Texas, in particular, exposes the lie embedded in American electoral narratives. It is labeled a red state, yet demographics and economic reality tell a different story. Texas is a non-voting state. Millions of eligible voters—disproportionately working-class, young, and marginalized—remain disengaged not because of apathy, but because they have been conditioned to believe their votes do not matter. When that belief breaks, outcomes change rapidly. Populist messaging that speaks to material needs consistently outperforms cautious, consultant-driven politics.
The conversation then turns to artificial intelligence, a frontier where democracy faces a familiar threat in a new form. AI is not neutral. It is shaped by who owns it, who controls it, and who benefits from it. Current efforts to preempt state-level regulation and concentrate AI governance in corporate hands echo earlier battles over railroads, telecommunications, and finance. The fear surrounding AI should not lead to rejection, but to democratization. This technology was built from collective human knowledge. It belongs to the public, not a handful of billionaires.

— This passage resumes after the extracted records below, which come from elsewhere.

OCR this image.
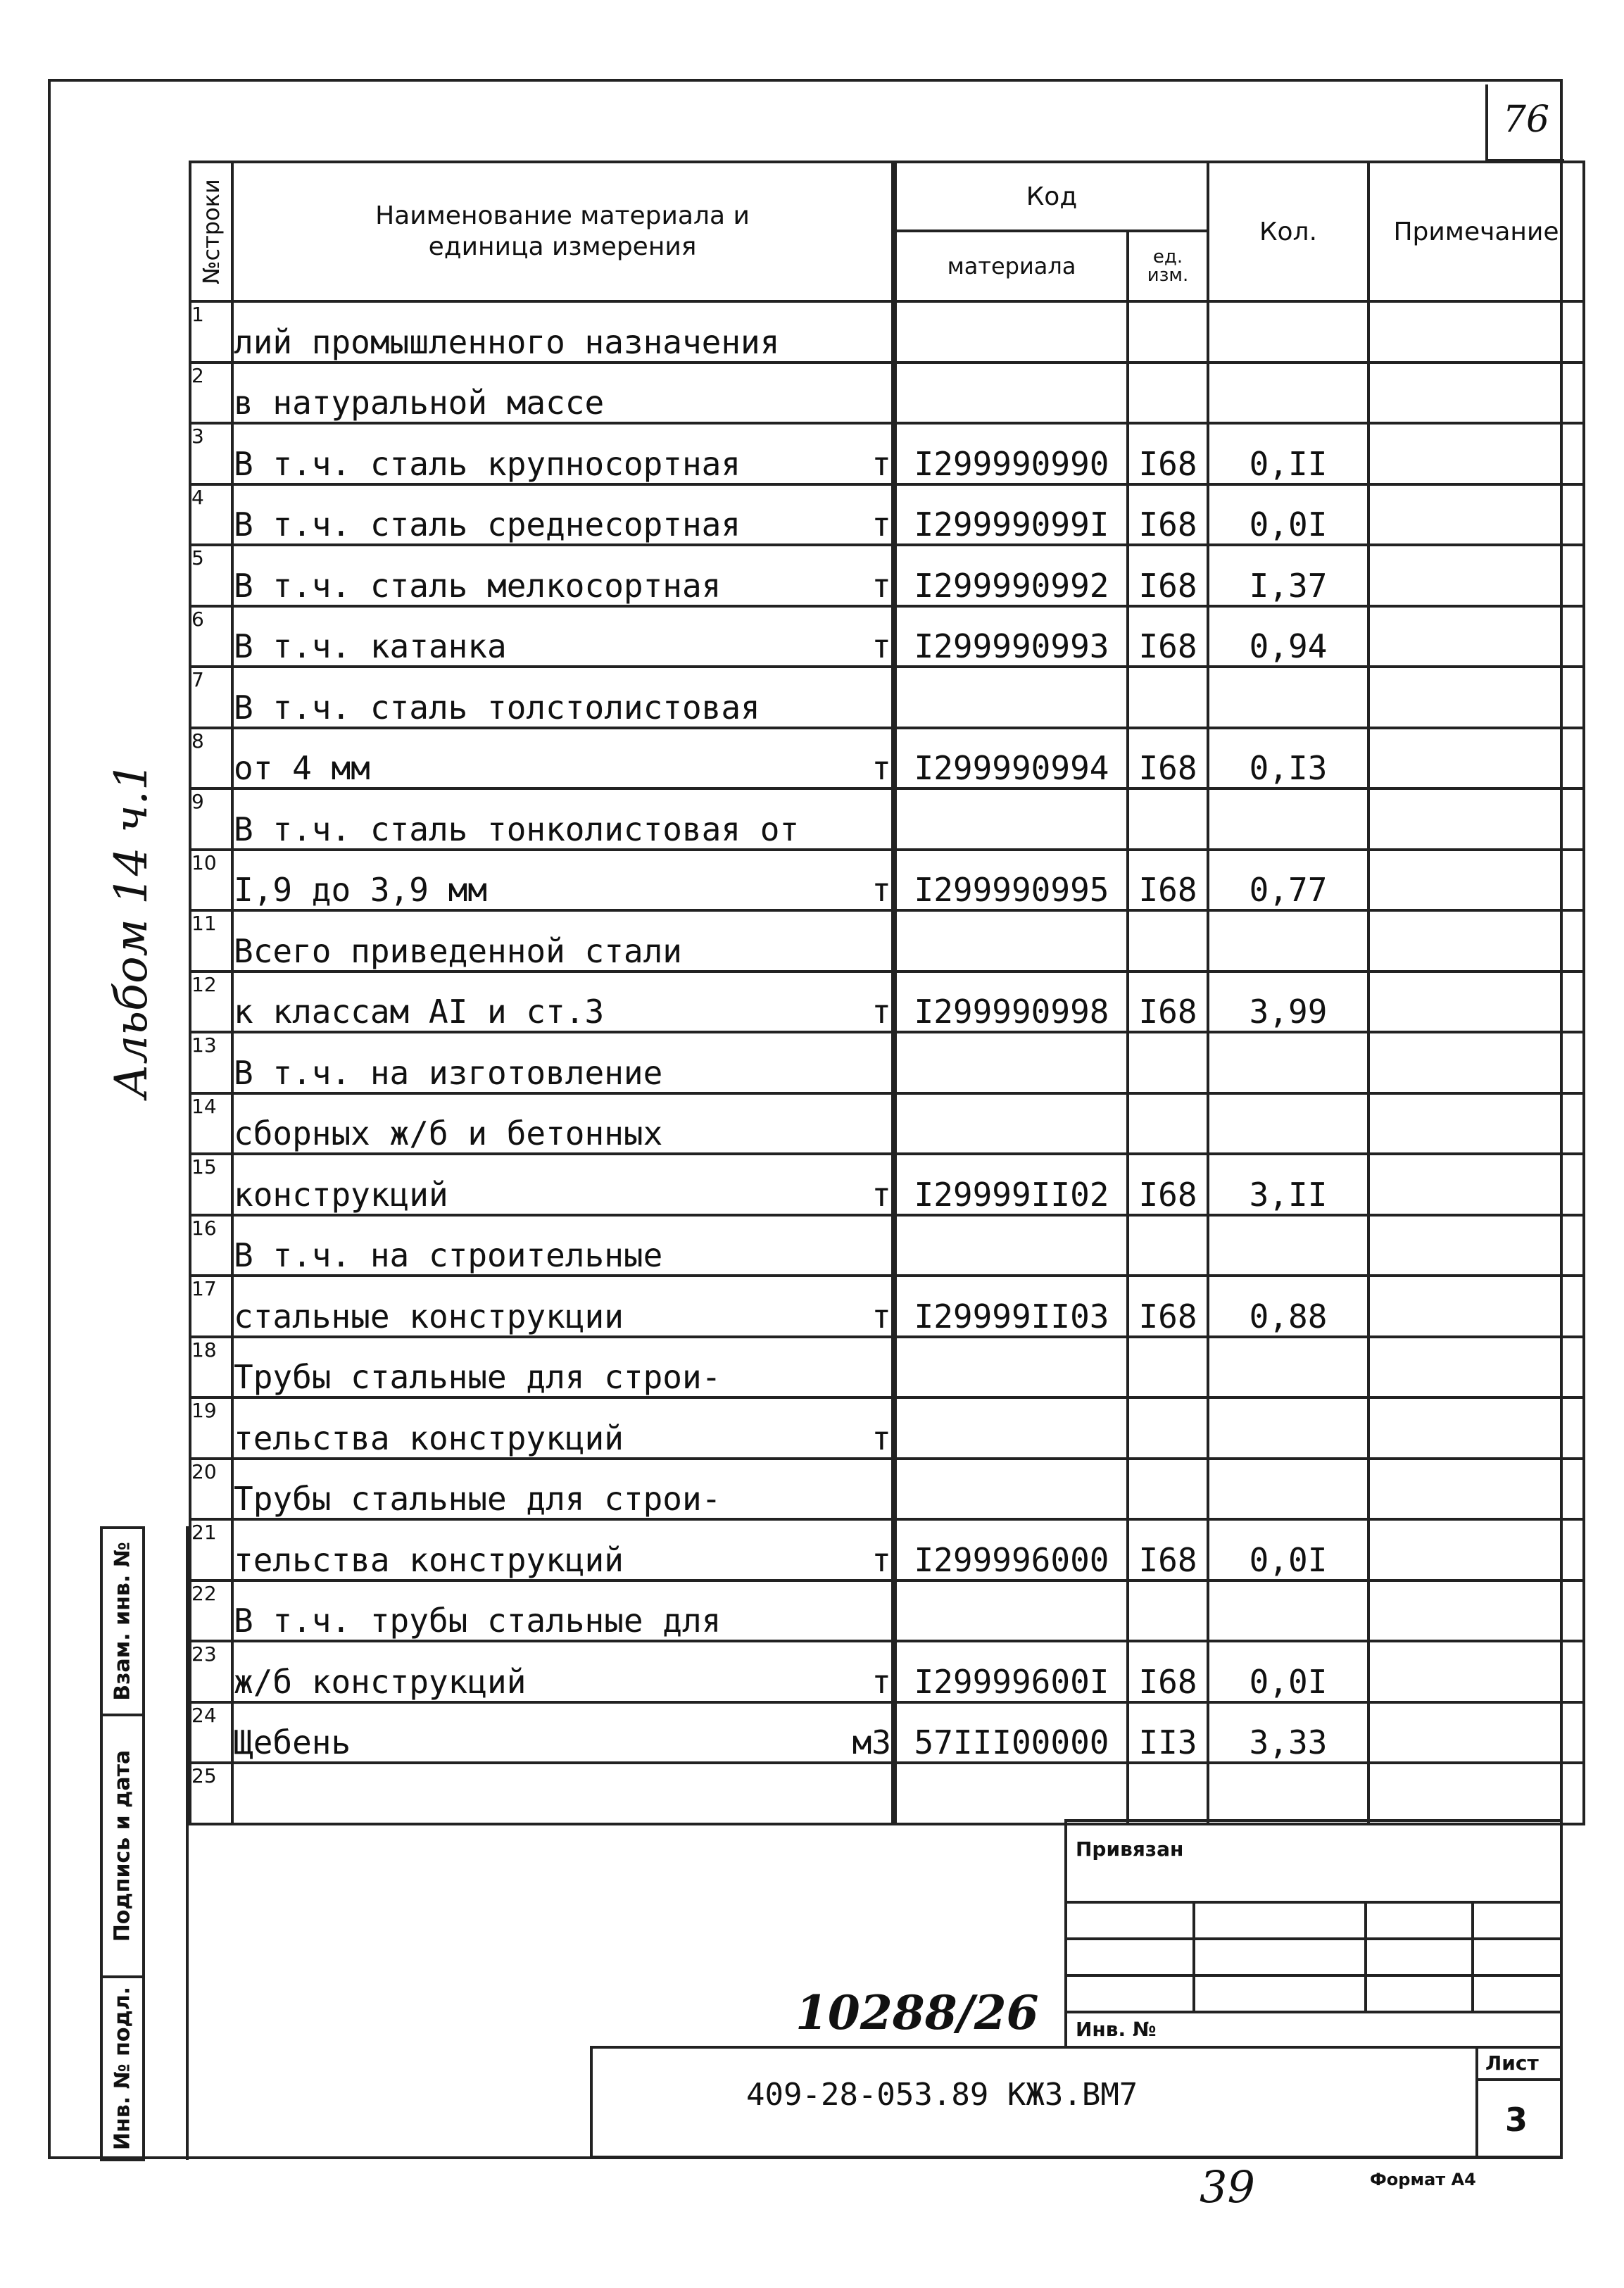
76
Альбом 14 ч.1
№строки	Наименование материала и единица измерения	Код		Кол.	Примечание
		материала	ед. изм.		
1	лий промышленного назначения				

2	в натуральной массе				

3	В т.ч. сталь крупносортная т	I299990990	I68	0,II	
4	В т.ч. сталь среднесортная т	I29999099I	I68	0,0I	
5	В т.ч. сталь мелкосортная т	I299990992	I68	I,37	
6	В т.ч. катанка т	I299990993	I68	0,94	
7	В т.ч. сталь толстолистовая				

8	от 4 мм т	I299990994	I68	0,I3	
9	В т.ч. сталь тонколистовая от				

10	I,9 до 3,9 мм т	I299990995	I68	0,77	
11	Всего приведенной стали				

12	к классам АI и ст.3 т	I299990998	I68	3,99	
13	В т.ч. на изготовление				

14	сборных ж/б и бетонных				

15	конструкций т	I29999II02	I68	3,II	
16	В т.ч. на строительные				

17	стальные конструкции т	I29999II03	I68	0,88	
18	Трубы стальные для строи-				

19	тельства конструкций т				

20	Трубы стальные для строи-				

21	тельства конструкций т	I299996000	I68	0,0I	
22	В т.ч. трубы стальные для				

23	ж/б конструкций т	I29999600I	I68	0,0I	
24	Щебень м3	57III00000	II3	3,33	
25	

Взам. инв. №
Подпись и дата
Инв. № подл.
Привязан
Инв. №
409-28-053.89 КЖ3.ВМ7
Лист
3
10288/26
39	Формат А4
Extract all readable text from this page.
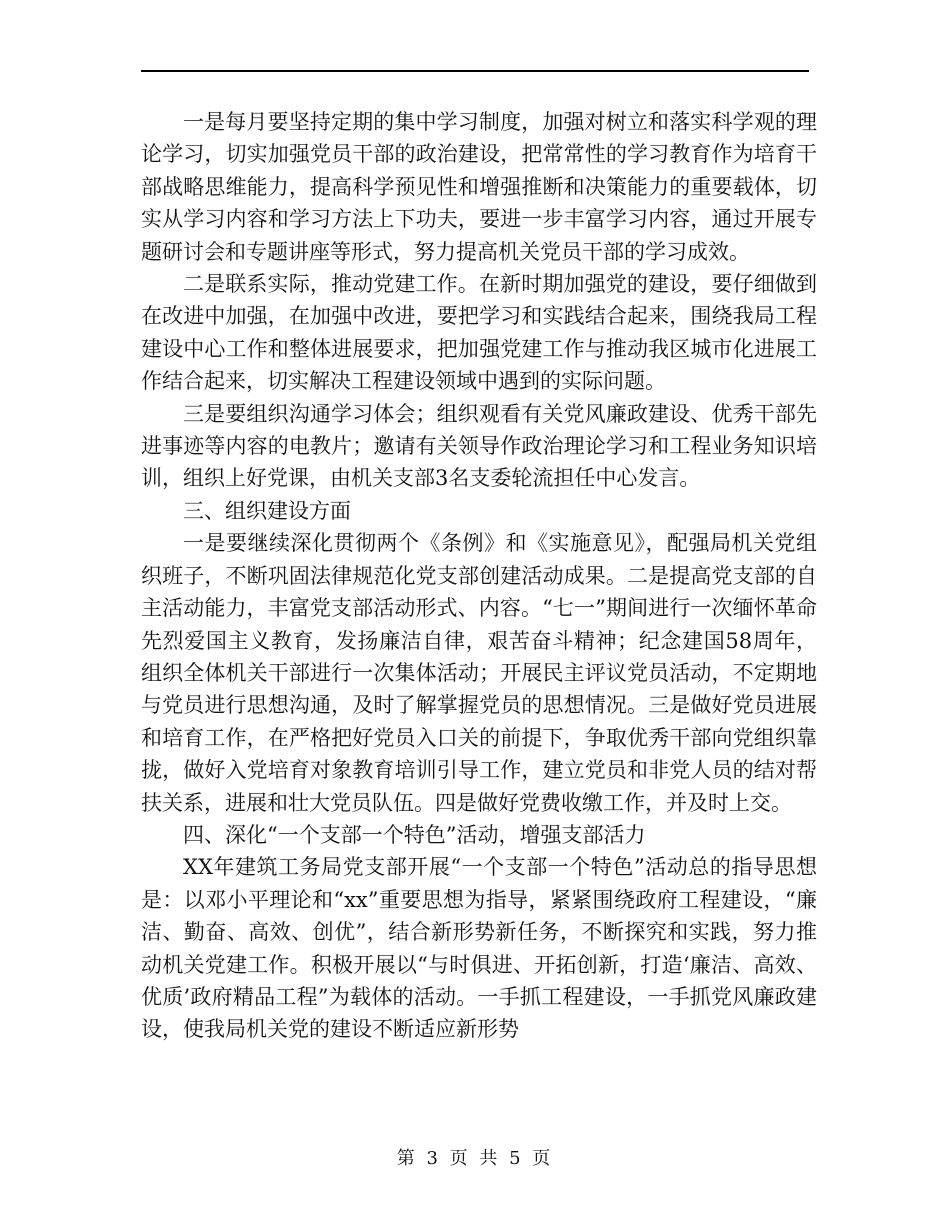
一是每月要坚持定期的集中学习制度，加强对树立和落实科学观的理论学习，切实加强党员干部的政治建设，把常常性的学习教育作为培育干部战略思维能力，提高科学预见性和增强推断和决策能力的重要载体，切实从学习内容和学习方法上下功夫，要进一步丰富学习内容，通过开展专题研讨会和专题讲座等形式，努力提高机关党员干部的学习成效。

二是联系实际，推动党建工作。在新时期加强党的建设，要仔细做到在改进中加强，在加强中改进，要把学习和实践结合起来，围绕我局工程建设中心工作和整体进展要求，把加强党建工作与推动我区城市化进展工作结合起来，切实解决工程建设领域中遇到的实际问题。

三是要组织沟通学习体会；组织观看有关党风廉政建设、优秀干部先进事迹等内容的电教片；邀请有关领导作政治理论学习和工程业务知识培训，组织上好党课，由机关支部3名支委轮流担任中心发言。

三、组织建设方面

一是要继续深化贯彻两个《条例》和《实施意见》，配强局机关党组织班子，不断巩固法律规范化党支部创建活动成果。二是提高党支部的自主活动能力，丰富党支部活动形式、内容。“七一”期间进行一次缅怀革命先烈爱国主义教育，发扬廉洁自律，艰苦奋斗精神；纪念建国58周年，组织全体机关干部进行一次集体活动；开展民主评议党员活动，不定期地与党员进行思想沟通，及时了解掌握党员的思想情况。三是做好党员进展和培育工作，在严格把好党员入口关的前提下，争取优秀干部向党组织靠拢，做好入党培育对象教育培训引导工作，建立党员和非党人员的结对帮扶关系，进展和壮大党员队伍。四是做好党费收缴工作，并及时上交。

四、深化“一个支部一个特色”活动，增强支部活力

XX年建筑工务局党支部开展“一个支部一个特色”活动总的指导思想是：以邓小平理论和“xx”重要思想为指导，紧紧围绕政府工程建设，“廉洁、勤奋、高效、创优”，结合新形势新任务，不断探究和实践，努力推动机关党建工作。积极开展以“与时俱进、开拓创新，打造‘廉洁、高效、优质’政府精品工程”为载体的活动。一手抓工程建设，一手抓党风廉政建设，使我局机关党的建设不断适应新形势

第 3 页 共 5 页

History shows that courts, markets, and technologies respond to public pressure—not moral persuasion. The Claremont education decision in New Hampshire did not emerge in a vacuum; it followed massive civic engagement demanding fairness. Courts read the political environment. They adapt when the cost of ignoring the public becomes too high.
The lesson running through this discussion is both sobering and empowering. Institutions will not save democracy. Texts will not save democracy. Algorithms will not save democracy. Only people—organized, informed, and relentless—can do that. The future depends not on who sits on the Court or how districts are drawn, but on whether the public decides to reclaim authority that was always meant to be contested.